TMEM106B molecules normally cross the membranes of these waste-management organelles.
Fitzpatrick's team revealed that TMEM106B molecules may divide into two pieces in a feat of scientific sleuthing.
Fragments within the organelles can then self-assemble into what researchers believe are cell-hobbling fibrils.
This valuable research resource was obtained with the assistance of co-corresponding author Ian Mackenzie, MD, of the University of British Columbia, and co-authors Dennis Dickson, MD, and Leonard Pertrocelli, Ph.D., of the Mayo Clinic in Florida.
Along with Drs. Michael Stowell, Ph.D., of the University of Colorado, Boulder, are co-corresponding authors on the work with Fitzpatrick and Mackenzie.
Researchers from a variety of other universities, including three from Belgium, round out the 23-person team.
The scientists used a world-class cryogenic electron microscope (cryo-EM) to capture images of individual protein molecules from a variety of angles.
The researchers used these to create three-dimensional models of the enzyme in microscopic detail. These models, in turn, assisted the researchers in identifying TMEM106B by generating informed assumptions about the precise sequence of the protein's amino-acid building blocks, as per Columbia Zuckerman Institute.

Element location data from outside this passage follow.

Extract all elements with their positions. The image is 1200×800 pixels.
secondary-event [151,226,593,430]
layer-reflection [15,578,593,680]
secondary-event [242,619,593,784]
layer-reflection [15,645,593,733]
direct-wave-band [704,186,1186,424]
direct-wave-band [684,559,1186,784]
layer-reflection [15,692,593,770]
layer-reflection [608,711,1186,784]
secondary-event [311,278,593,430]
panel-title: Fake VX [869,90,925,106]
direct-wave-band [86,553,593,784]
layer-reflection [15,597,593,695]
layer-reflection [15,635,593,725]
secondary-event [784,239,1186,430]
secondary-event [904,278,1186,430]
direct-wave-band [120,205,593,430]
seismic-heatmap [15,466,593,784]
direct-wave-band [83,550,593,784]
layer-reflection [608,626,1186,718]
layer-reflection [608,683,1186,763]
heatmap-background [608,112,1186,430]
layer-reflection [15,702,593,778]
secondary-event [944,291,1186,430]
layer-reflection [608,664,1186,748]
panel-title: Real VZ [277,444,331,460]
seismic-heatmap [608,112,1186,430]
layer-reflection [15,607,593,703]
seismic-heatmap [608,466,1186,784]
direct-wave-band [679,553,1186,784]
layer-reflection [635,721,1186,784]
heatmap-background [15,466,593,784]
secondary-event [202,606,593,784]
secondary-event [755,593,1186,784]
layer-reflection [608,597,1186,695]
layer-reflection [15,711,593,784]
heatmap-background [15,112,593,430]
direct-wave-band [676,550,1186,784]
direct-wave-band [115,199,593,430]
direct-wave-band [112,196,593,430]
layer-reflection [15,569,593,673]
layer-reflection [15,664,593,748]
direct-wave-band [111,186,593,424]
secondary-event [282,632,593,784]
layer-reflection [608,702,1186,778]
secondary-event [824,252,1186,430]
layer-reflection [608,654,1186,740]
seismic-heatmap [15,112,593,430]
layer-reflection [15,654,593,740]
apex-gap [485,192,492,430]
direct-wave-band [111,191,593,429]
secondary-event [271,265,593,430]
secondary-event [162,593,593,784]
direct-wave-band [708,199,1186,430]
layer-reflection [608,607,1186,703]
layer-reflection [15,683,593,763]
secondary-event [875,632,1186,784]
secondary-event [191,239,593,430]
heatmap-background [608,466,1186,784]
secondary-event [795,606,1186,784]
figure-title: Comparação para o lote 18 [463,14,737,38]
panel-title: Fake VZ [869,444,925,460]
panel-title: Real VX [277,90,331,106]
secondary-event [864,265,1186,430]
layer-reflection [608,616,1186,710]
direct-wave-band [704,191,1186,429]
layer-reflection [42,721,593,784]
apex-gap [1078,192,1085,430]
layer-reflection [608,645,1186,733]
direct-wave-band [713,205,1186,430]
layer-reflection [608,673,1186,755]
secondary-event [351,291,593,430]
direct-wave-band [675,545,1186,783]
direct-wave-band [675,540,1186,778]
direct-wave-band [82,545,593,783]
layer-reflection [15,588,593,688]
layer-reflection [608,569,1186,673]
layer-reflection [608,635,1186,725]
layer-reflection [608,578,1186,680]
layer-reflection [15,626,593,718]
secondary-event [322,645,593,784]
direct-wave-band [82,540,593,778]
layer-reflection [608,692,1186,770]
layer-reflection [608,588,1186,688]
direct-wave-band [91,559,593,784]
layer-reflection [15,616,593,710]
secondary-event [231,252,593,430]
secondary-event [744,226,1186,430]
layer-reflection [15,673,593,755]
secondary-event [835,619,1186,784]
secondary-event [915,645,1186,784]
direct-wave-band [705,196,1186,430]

Similar to how letters tie together to form words with unique meanings, various amino-acid molecules combine to form proteins, within each shape and function.
The role of tau in neurodegenerative disease
According to News Medical, researchers from the Buck Institute and others have mapped the "tau interactome" using cutting-edge proteomics, revealing new insights into the function of tau in neurodegenerative illness.
Scientists discovered that mutant tau affects mitochondrial activity in human neurons in a study published in Cell.
They also propose a mechanism for tau release from neurons and dissemination across the brain, a degenerative process strongly linked to disease development.
Normal tau is well with its role in attaching to microtubules which are responsible for the cell's cytoskeleton.
In illness, aberrant chemical changes cause tau to detach from microtubules and attach to other tau proteins, generating threads that eventually unite to create tangles inside neurons.
The presence of tau tangles is one of the hallmarks of Alzheimer's disease and associated tauopathies.
Alzheimer's disease, degenerative supranuclear palsy, Pick's disease, chronic traumatic encephalopathy, frontotemporal dementia, corticobasal degeneration, and post-encephalitic parkinsonism are all clinical-pathological phenomena classified as tauopathies.